Still, producing the M-76 ws not easy, and the difficulty limited its usefulness. The much-touted ballistic cams best illustrate the manufacturing difficulties of Sperry directors. These strangely shaped parts originated in the numerical firing tables provided by the army’s Aberdeen Proving Ground. From the data in these tables a machinist would fabricate the cams directly, without going through the intermediate stage of blueprints. First, a rough cam would be cast, and then the machinist would drill hundreds of small holes, working from numbers on the artillery firing table. He would then file the cam and polish it, both smoothing the cam mechanically and smoothing the data mathematically. These operations required a great deal of time and skill, and a ballistic cam manufacture proved a major bottleneck in Sperry’s production of directors.” This is Mindell's jumping-off point for an argument with Noble’s Forces of Production and, more accessible, Vonnegut in Player Piano. Far from deskilling the workforce, the introduction of industrial automation and numerical control created a new elite of skilled worker. Primitive programmers, doing code with files and and jeweller's rouge. (I imagine.) The Kerrison's main virtue was simplicity: only one ballistic cam. (David Mindell, 945–6, 224.) The Kerrison was adopted by the army in early 1941. It used a servo to drive the gun from the director, and now concerns arose over the hydraulic pump. “Firestone Tire and Rubber had a model in production, but it barely worked. Brown and the Servo Lab were working with a servo designed by the Oilgear Company of Milwaukee, which might replace the troubled British design. At this point MIT's Servo Group, and Australian-born lead scientist Gordon Brown got involved. Of this I will only say that historians remain too-often dependent on self-chosen sources. Brown emerges from all this, like Wiener in his own accounts, as a towering genius. That the upshort was, in the very latest stages of the war, a reliable "oilgear" of a kind that had been manufactured in Britain since the beginning of the war, is more telling of the understandable difficulties in mobilising industry for war than it is of the talents or lack thereof of any particular staff.

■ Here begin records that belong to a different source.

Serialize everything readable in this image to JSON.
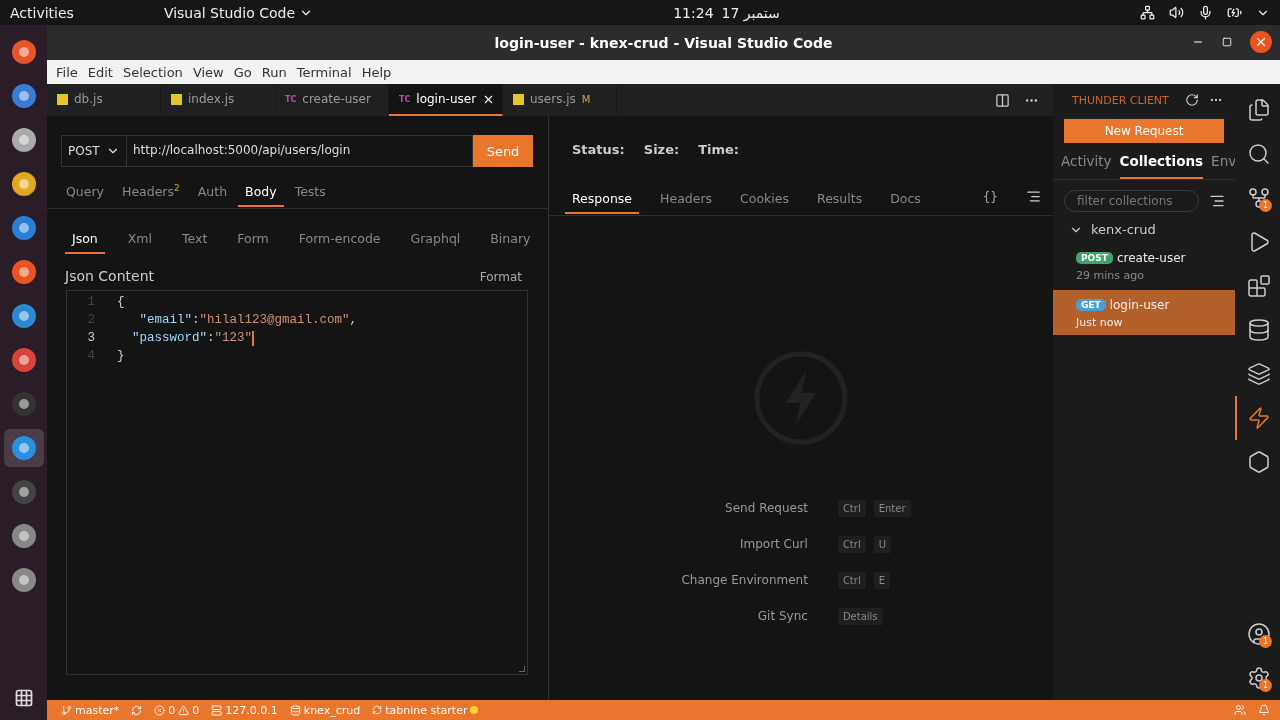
{
  "top_bar": {
    "activities": "Activities",
    "app_menu": "Visual Studio Code",
    "time": "11:24",
    "date": "ستمبر 17"
  },
  "dock": [
    {
      "kind": "firefox",
      "selected": false
    },
    {
      "kind": "mail",
      "selected": false
    },
    {
      "kind": "files",
      "selected": false
    },
    {
      "kind": "music",
      "selected": false
    },
    {
      "kind": "writer",
      "selected": false
    },
    {
      "kind": "store",
      "selected": false
    },
    {
      "kind": "help",
      "selected": false
    },
    {
      "kind": "chrome",
      "selected": false
    },
    {
      "kind": "terminal",
      "selected": false
    },
    {
      "kind": "vscode",
      "selected": true
    },
    {
      "kind": "obs",
      "selected": false
    },
    {
      "kind": "disk",
      "selected": false
    },
    {
      "kind": "disk",
      "selected": false
    }
  ],
  "window": {
    "title": "login-user - knex-crud - Visual Studio Code"
  },
  "menu": [
    "File",
    "Edit",
    "Selection",
    "View",
    "Go",
    "Run",
    "Terminal",
    "Help"
  ],
  "tabs": [
    {
      "label": "db.js",
      "kind": "js",
      "selected": false
    },
    {
      "label": "index.js",
      "kind": "js",
      "selected": false
    },
    {
      "label": "create-user",
      "kind": "tc",
      "icon_text": "TC",
      "selected": false
    },
    {
      "label": "login-user",
      "kind": "tc",
      "icon_text": "TC",
      "selected": true
    },
    {
      "label": "users.js",
      "kind": "js",
      "selected": false,
      "badge": "M"
    }
  ],
  "request": {
    "method": "POST",
    "url": "http://localhost:5000/api/users/login",
    "send": "Send",
    "tabs": [
      {
        "label": "Query",
        "selected": false
      },
      {
        "label": "Headers",
        "count": "2",
        "selected": false
      },
      {
        "label": "Auth",
        "selected": false
      },
      {
        "label": "Body",
        "selected": true
      },
      {
        "label": "Tests",
        "selected": false
      }
    ],
    "body_tabs": [
      {
        "label": "Json",
        "selected": true
      },
      {
        "label": "Xml",
        "selected": false
      },
      {
        "label": "Text",
        "selected": false
      },
      {
        "label": "Form",
        "selected": false
      },
      {
        "label": "Form-encode",
        "selected": false
      },
      {
        "label": "Graphql",
        "selected": false
      },
      {
        "label": "Binary",
        "selected": false
      }
    ],
    "content_title": "Json Content",
    "format": "Format",
    "code": [
      {
        "number": "1",
        "active": false,
        "tokens": [
          {
            "kind": "punct",
            "text": "{"
          }
        ]
      },
      {
        "number": "2",
        "active": false,
        "tokens": [
          {
            "kind": "key",
            "text": "   \"email\""
          },
          {
            "kind": "punct",
            "text": ":"
          },
          {
            "kind": "string",
            "text": "\"hilal123@gmail.com\""
          },
          {
            "kind": "punct",
            "text": ","
          }
        ]
      },
      {
        "number": "3",
        "active": true,
        "tokens": [
          {
            "kind": "key",
            "text": "  \"password\""
          },
          {
            "kind": "punct",
            "text": ":"
          },
          {
            "kind": "string",
            "text": "\"123\""
          }
        ]
      },
      {
        "number": "4",
        "active": false,
        "tokens": [
          {
            "kind": "punct",
            "text": "}"
          }
        ]
      }
    ]
  },
  "response": {
    "status_labels": [
      "Status:",
      "Size:",
      "Time:"
    ],
    "tabs": [
      {
        "label": "Response",
        "selected": true
      },
      {
        "label": "Headers",
        "selected": false
      },
      {
        "label": "Cookies",
        "selected": false
      },
      {
        "label": "Results",
        "selected": false
      },
      {
        "label": "Docs",
        "selected": false
      }
    ],
    "braces": "{}",
    "shortcuts": [
      {
        "label": "Send Request",
        "keys": [
          "Ctrl",
          "Enter"
        ]
      },
      {
        "label": "Import Curl",
        "keys": [
          "Ctrl",
          "U"
        ]
      },
      {
        "label": "Change Environment",
        "keys": [
          "Ctrl",
          "E"
        ]
      },
      {
        "label": "Git Sync",
        "keys": [
          "Details"
        ]
      }
    ]
  },
  "thunder": {
    "title": "THUNDER CLIENT",
    "new_request": "New Request",
    "tabs": [
      {
        "label": "Activity",
        "selected": false
      },
      {
        "label": "Collections",
        "selected": true
      },
      {
        "label": "Env",
        "selected": false
      }
    ],
    "filter_placeholder": "filter collections",
    "collection": {
      "name": "kenx-crud",
      "expanded": true,
      "requests": [
        {
          "method": "POST",
          "name": "create-user",
          "time": "29 mins ago",
          "selected": false,
          "color": "#3fa36a"
        },
        {
          "method": "GET",
          "name": "login-user",
          "time": "Just now",
          "selected": true,
          "color": "#4a9fd4"
        }
      ]
    }
  },
  "activity_bar": [
    {
      "kind": "explorer",
      "selected": false
    },
    {
      "kind": "search",
      "selected": false
    },
    {
      "kind": "source-control",
      "selected": false,
      "badge": "1"
    },
    {
      "kind": "run",
      "selected": false
    },
    {
      "kind": "extensions",
      "selected": false
    },
    {
      "kind": "database",
      "selected": false
    },
    {
      "kind": "layers",
      "selected": false
    },
    {
      "kind": "thunder",
      "selected": true
    },
    {
      "kind": "hexagon",
      "selected": false
    }
  ],
  "activity_bottom": [
    {
      "kind": "account",
      "badge": "1"
    },
    {
      "kind": "settings",
      "badge": "1"
    }
  ],
  "status_bar": {
    "branch": "master*",
    "errors": "0",
    "warnings": "0",
    "host": "127.0.0.1",
    "database": "knex_crud",
    "tabnine": "tabnine starter"
  }
}
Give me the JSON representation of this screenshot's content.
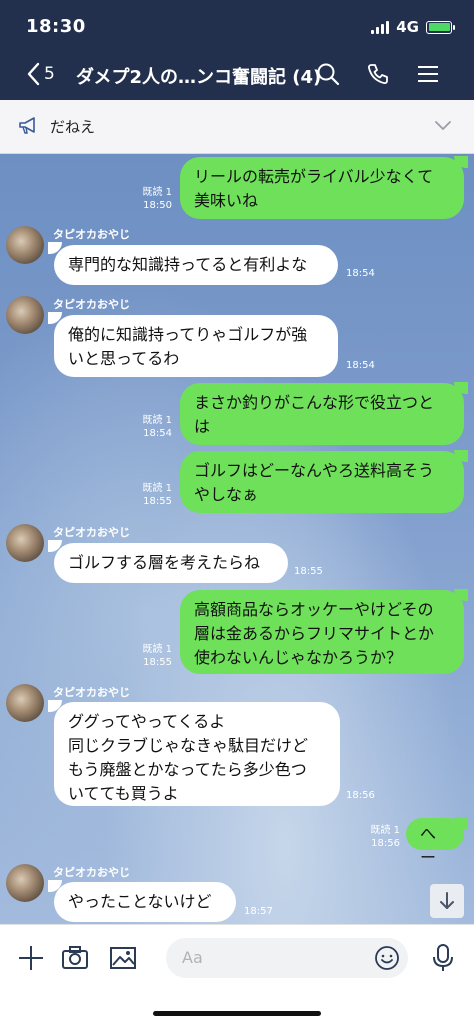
{
  "status": {
    "time": "18:30",
    "network": "4G"
  },
  "nav": {
    "back_count": "5",
    "title": "ダメプ2人の…ンコ奮闘記 (4)"
  },
  "announcement": {
    "text": "だねえ"
  },
  "messages": [
    {
      "side": "me",
      "lines": [
        "リールの転売がライバル少なくて",
        "美味いね"
      ],
      "read": "既読 1",
      "time": "18:50"
    },
    {
      "side": "other",
      "sender": "タピオカおやじ",
      "lines": [
        "専門的な知識持ってると有利よな"
      ],
      "time": "18:54"
    },
    {
      "side": "other",
      "sender": "タピオカおやじ",
      "lines": [
        "俺的に知識持ってりゃゴルフが強",
        "いと思ってるわ"
      ],
      "time": "18:54"
    },
    {
      "side": "me",
      "lines": [
        "まさか釣りがこんな形で役立つと",
        "は"
      ],
      "read": "既読 1",
      "time": "18:54"
    },
    {
      "side": "me",
      "lines": [
        "ゴルフはどーなんやろ送料高そう",
        "やしなぁ"
      ],
      "read": "既読 1",
      "time": "18:55"
    },
    {
      "side": "other",
      "sender": "タピオカおやじ",
      "lines": [
        "ゴルフする層を考えたらね"
      ],
      "time": "18:55"
    },
    {
      "side": "me",
      "lines": [
        "高額商品ならオッケーやけどその",
        "層は金あるからフリマサイトとか",
        "使わないんじゃなかろうか？"
      ],
      "read": "既読 1",
      "time": "18:55"
    },
    {
      "side": "other",
      "sender": "タピオカおやじ",
      "lines": [
        "ググってやってくるよ",
        "同じクラブじゃなきゃ駄目だけど",
        "もう廃盤とかなってたら多少色つ",
        "いてても買うよ"
      ],
      "time": "18:56"
    },
    {
      "side": "me",
      "lines": [
        "へー"
      ],
      "read": "既読 1",
      "time": "18:56"
    },
    {
      "side": "other",
      "sender": "タピオカおやじ",
      "lines": [
        "やったことないけど"
      ],
      "time": "18:57"
    }
  ],
  "input": {
    "placeholder": "Aa"
  },
  "colors": {
    "header": "#23304d",
    "my_bubble": "#6fe05a",
    "other_bubble": "#ffffff",
    "chat_bg": "#7e9ccc"
  }
}
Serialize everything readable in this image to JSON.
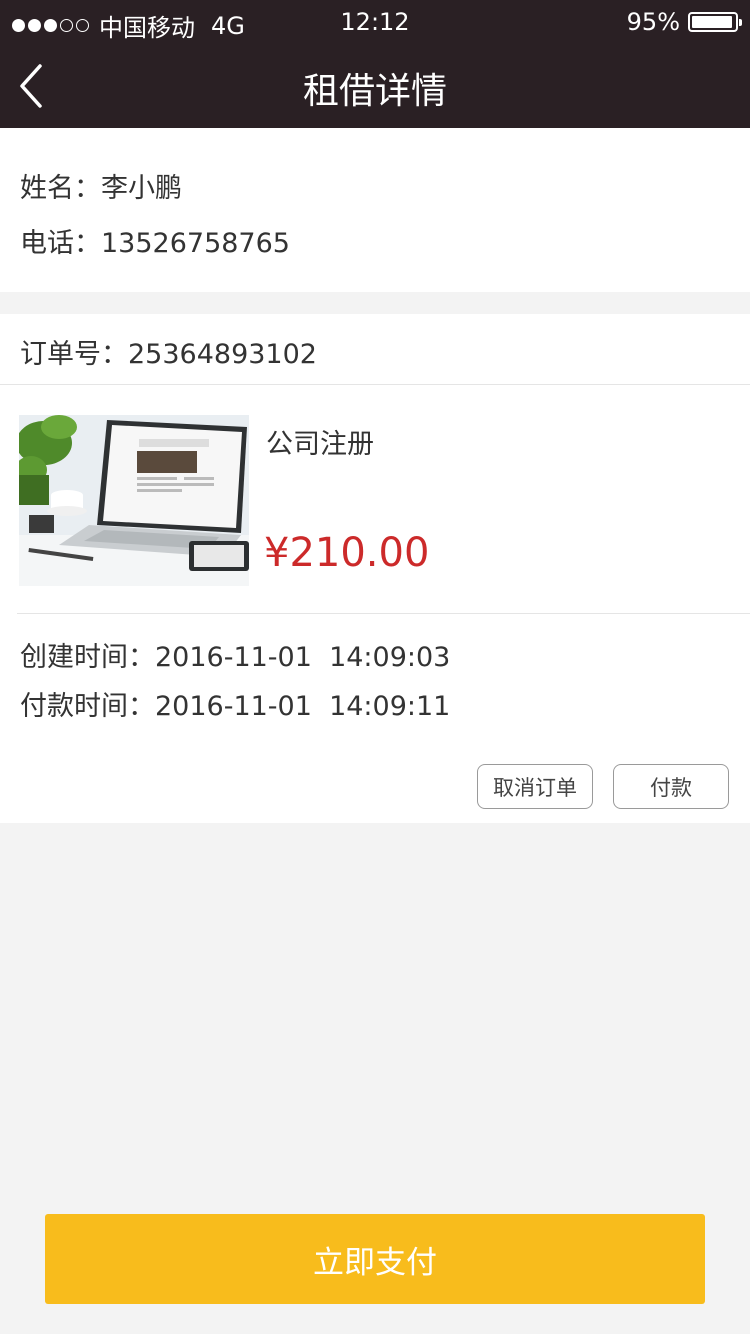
{
  "status_bar": {
    "carrier": "中国移动",
    "network": "4G",
    "time": "12:12",
    "battery": "95%",
    "battery_level": 0.95,
    "signal_bars_filled": 3,
    "signal_bars_total": 5
  },
  "nav": {
    "title": "租借详情",
    "back_icon": "chevron-left-icon"
  },
  "user": {
    "name_label": "姓名：",
    "name_value": "李小鹏",
    "phone_label": "电话：",
    "phone_value": "13526758765"
  },
  "order": {
    "number_label": "订单号：",
    "number_value": "25364893102",
    "product_name": "公司注册",
    "price": "¥210.00",
    "created_label": "创建时间：",
    "created_value": "2016-11-01  14:09:03",
    "paid_label": "付款时间：",
    "paid_value": "2016-11-01  14:09:11",
    "cancel_button": "取消订单",
    "pay_button": "付款"
  },
  "footer": {
    "pay_now_button": "立即支付"
  },
  "colors": {
    "header_bg": "#2a2024",
    "price": "#cc2a2a",
    "accent": "#f8bc1c"
  }
}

What comes out of all this is two points. First, that the massive AA force that existed in Britain in 1940 did not come out of nowhere. It has wide ramifications back to industry and out of it. I've brought in shell manufacturers and armour forgers and American production difficulties in the interest of showing an intersection between the services and industry, of skilled labour moving from one sector to the other, and designs --and prejudices about what successful designs should look like-- in both directions. If France fell in 1940, might it be in part that this was not the kind of war that British industry wanted to fight?